The timeout is engineered using the following equation.
This accounts for retries, hitting kubeadm upgrade timeout
each try, and some buffer for the sysinv report callback
mechanism.
nfv_timeout = ImageDownloadTime + retries*
(UpgradeControlPlaneTimeout + buffer)
Following are the engineered parameters:
ImageDownloadTime = 0s (images are pre-pull before this step)
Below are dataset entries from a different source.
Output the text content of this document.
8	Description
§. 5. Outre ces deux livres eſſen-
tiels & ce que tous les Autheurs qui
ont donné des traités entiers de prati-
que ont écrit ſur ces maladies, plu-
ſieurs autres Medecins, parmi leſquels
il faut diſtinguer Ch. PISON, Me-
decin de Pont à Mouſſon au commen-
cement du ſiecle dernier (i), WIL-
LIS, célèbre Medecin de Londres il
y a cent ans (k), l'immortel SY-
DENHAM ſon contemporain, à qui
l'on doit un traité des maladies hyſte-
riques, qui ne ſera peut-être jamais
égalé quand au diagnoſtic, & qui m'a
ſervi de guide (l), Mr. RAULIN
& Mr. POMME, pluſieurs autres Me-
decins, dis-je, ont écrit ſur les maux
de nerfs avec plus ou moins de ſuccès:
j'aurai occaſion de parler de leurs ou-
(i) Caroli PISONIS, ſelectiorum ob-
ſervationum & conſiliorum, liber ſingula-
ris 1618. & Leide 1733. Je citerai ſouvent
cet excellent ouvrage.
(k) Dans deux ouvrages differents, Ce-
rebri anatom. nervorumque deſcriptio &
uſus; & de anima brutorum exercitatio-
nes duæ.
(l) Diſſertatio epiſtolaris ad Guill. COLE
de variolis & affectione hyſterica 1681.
UpgradeManifestTimeout = 3 minutes
buffer = 30s
2 retries
Result:
Engineered puppet timeout for upgrade control-plane:
= UpgradeControlPlaneTimeout + buffer = 3*60s + 30s = 210s
Engineered NFV timeout:
= 0s + 2(180s + 30s) = 420s
Test Plan:
PASS: Perform orchestrated k8s upgrade, manually STOP kubeadm process
during k8s upgrade control-plane step. Check logs to verify
puppet timeout and also verify sysinv attempts retry mechanism
before nfv timeout.
Partial-Bug: 2056326
Change-Id: I73ab8ea7cd7fc3816372260983c4b54a02cdcc4c
Signed-off-by: Saba Touheed Mujawar <sabatouheed.mujawar@windriver.com>